LAS VEGAS -- Data science is being used increasingly to help infosec professionals sift through vast stores of threat intelligence data to help stop advanced attackers and evolving malware, but new security machine learning techniques are needed.
That was the message from Joshua Saxe, director of Invincea Labs' data science research group, during a Black Hat 2015 session. Saxe explained that machine learning, data visualization, and scalable storage technologies are converging in data science to bolster information security.
Machine learning is an important part of being able to organize and analyze that data.

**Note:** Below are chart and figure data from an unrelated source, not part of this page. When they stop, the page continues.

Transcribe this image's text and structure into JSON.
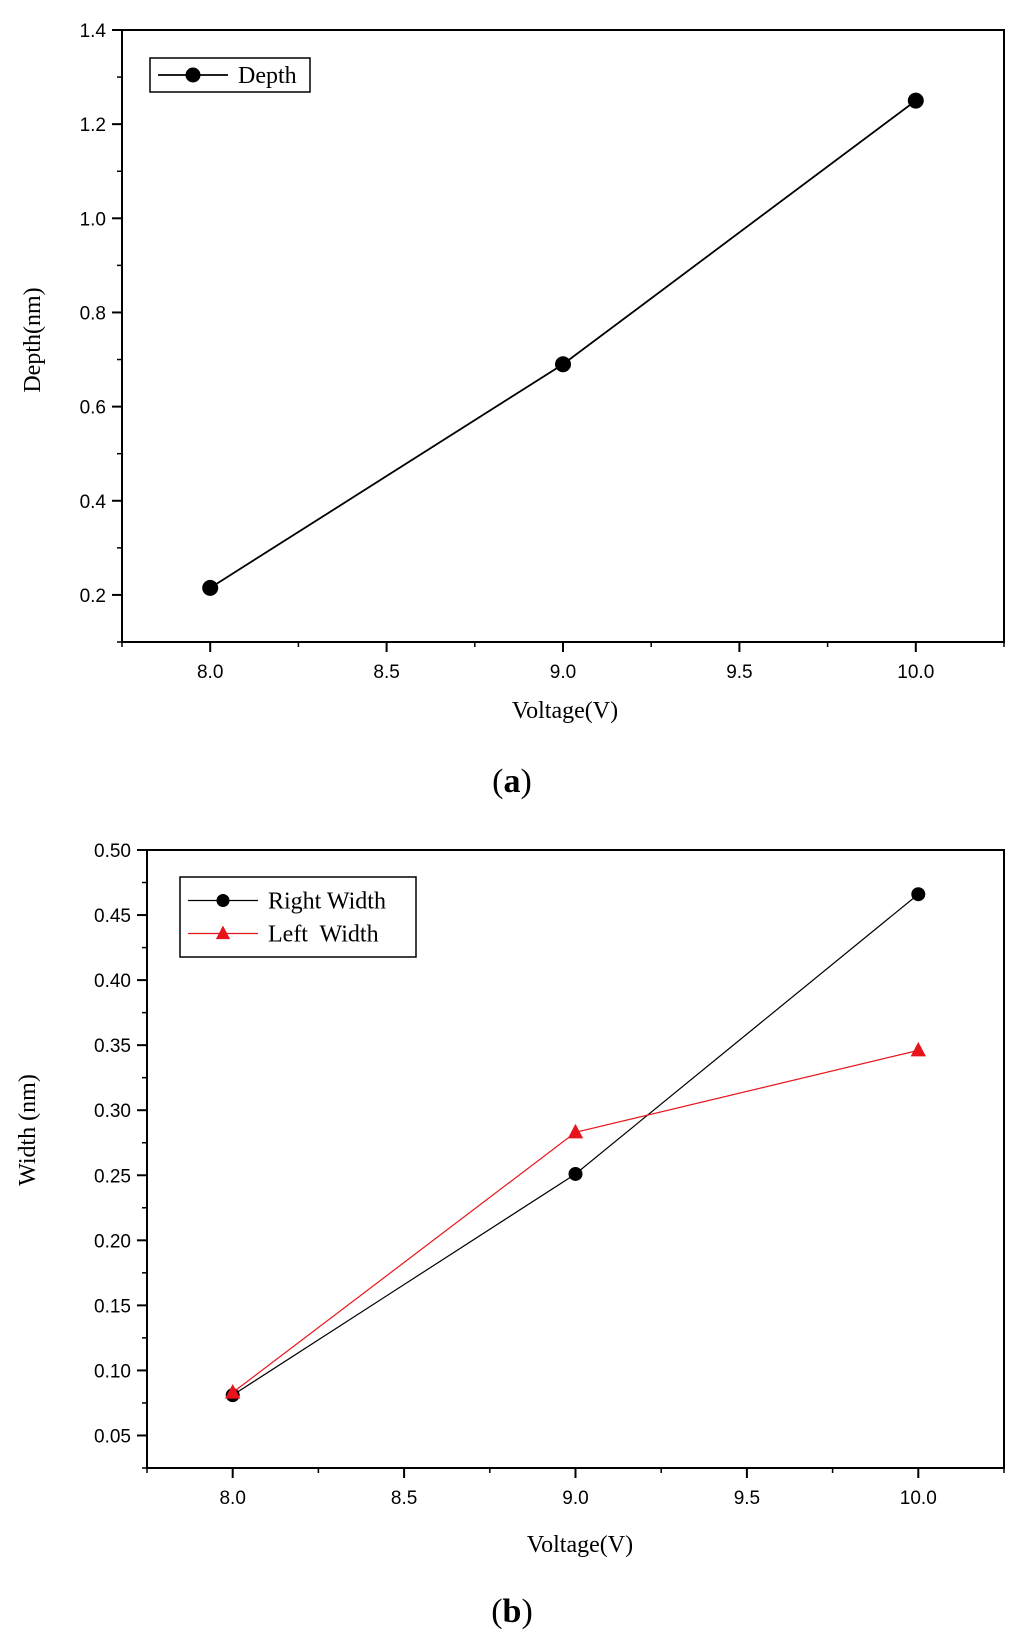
{
  "chart_data": [
    {
      "type": "line",
      "panel_label": "a",
      "title": "",
      "xlabel": "Voltage(V)",
      "ylabel": "Depth(nm)",
      "xlim": [
        7.75,
        10.25
      ],
      "ylim": [
        0.1,
        1.4
      ],
      "x_ticks": [
        "8.0",
        "8.5",
        "9.0",
        "9.5",
        "10.0"
      ],
      "y_ticks": [
        "0.2",
        "0.4",
        "0.6",
        "0.8",
        "1.0",
        "1.2",
        "1.4"
      ],
      "legend_position": "top-left",
      "series": [
        {
          "name": "Depth",
          "color": "#000000",
          "marker": "circle",
          "x": [
            8.0,
            9.0,
            10.0
          ],
          "values": [
            0.215,
            0.69,
            1.25
          ]
        }
      ]
    },
    {
      "type": "line",
      "panel_label": "b",
      "title": "",
      "xlabel": "Voltage(V)",
      "ylabel": "Width (nm)",
      "xlim": [
        7.75,
        10.25
      ],
      "ylim": [
        0.025,
        0.5
      ],
      "x_ticks": [
        "8.0",
        "8.5",
        "9.0",
        "9.5",
        "10.0"
      ],
      "y_ticks": [
        "0.05",
        "0.10",
        "0.15",
        "0.20",
        "0.25",
        "0.30",
        "0.35",
        "0.40",
        "0.45",
        "0.50"
      ],
      "legend_position": "top-left",
      "series": [
        {
          "name": "Right Width",
          "color": "#000000",
          "marker": "circle",
          "x": [
            8.0,
            9.0,
            10.0
          ],
          "values": [
            0.081,
            0.251,
            0.466
          ]
        },
        {
          "name": "Left  Width",
          "color": "#e8141b",
          "marker": "triangle",
          "x": [
            8.0,
            9.0,
            10.0
          ],
          "values": [
            0.083,
            0.283,
            0.346
          ]
        }
      ]
    }
  ]
}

While there are analogues to machine learning in other areas, like speech recognition, Saxe said, security has extra concerns to make sure machine learning stays viable.
"Problems that once seemed intractable have now been solved to the point that image recognition has had a breakthrough in accuracy," Saxe said. "The big difference with machine learning in this area is that there's nothing trying to trick the system. If you train image recognition to detect cats and dogs, that will continue to work because cats and dogs will look about the same."
This is not the case with using security machine learning for detecting malware or stopping attacks, Saxe said, because the adversary is always evolving. According to Saxe, a system that starts out able to detect more than 80% of threats could drop to 60% accuracy or lower within two years because of changing malware and tactics.
The inherent challenge of using data science to harness big data can be daunting, but continually monitoring model accuracy can lead to impressive results, Saxe said, because there is a lot of data to be harnessed.
"We have access to the signals needed to detect attackers, but they are currently the 'dark matter' of our field," Saxe said. "We have the data, but we don't know how to analyze the data properly. We have packet capture, SIEM logs and more, but there is too much data for anyone to go through. We need algorithms to sift through data, because the 400 million-plus malware samples gathered across networks could hold the next StuxNet and we don't know."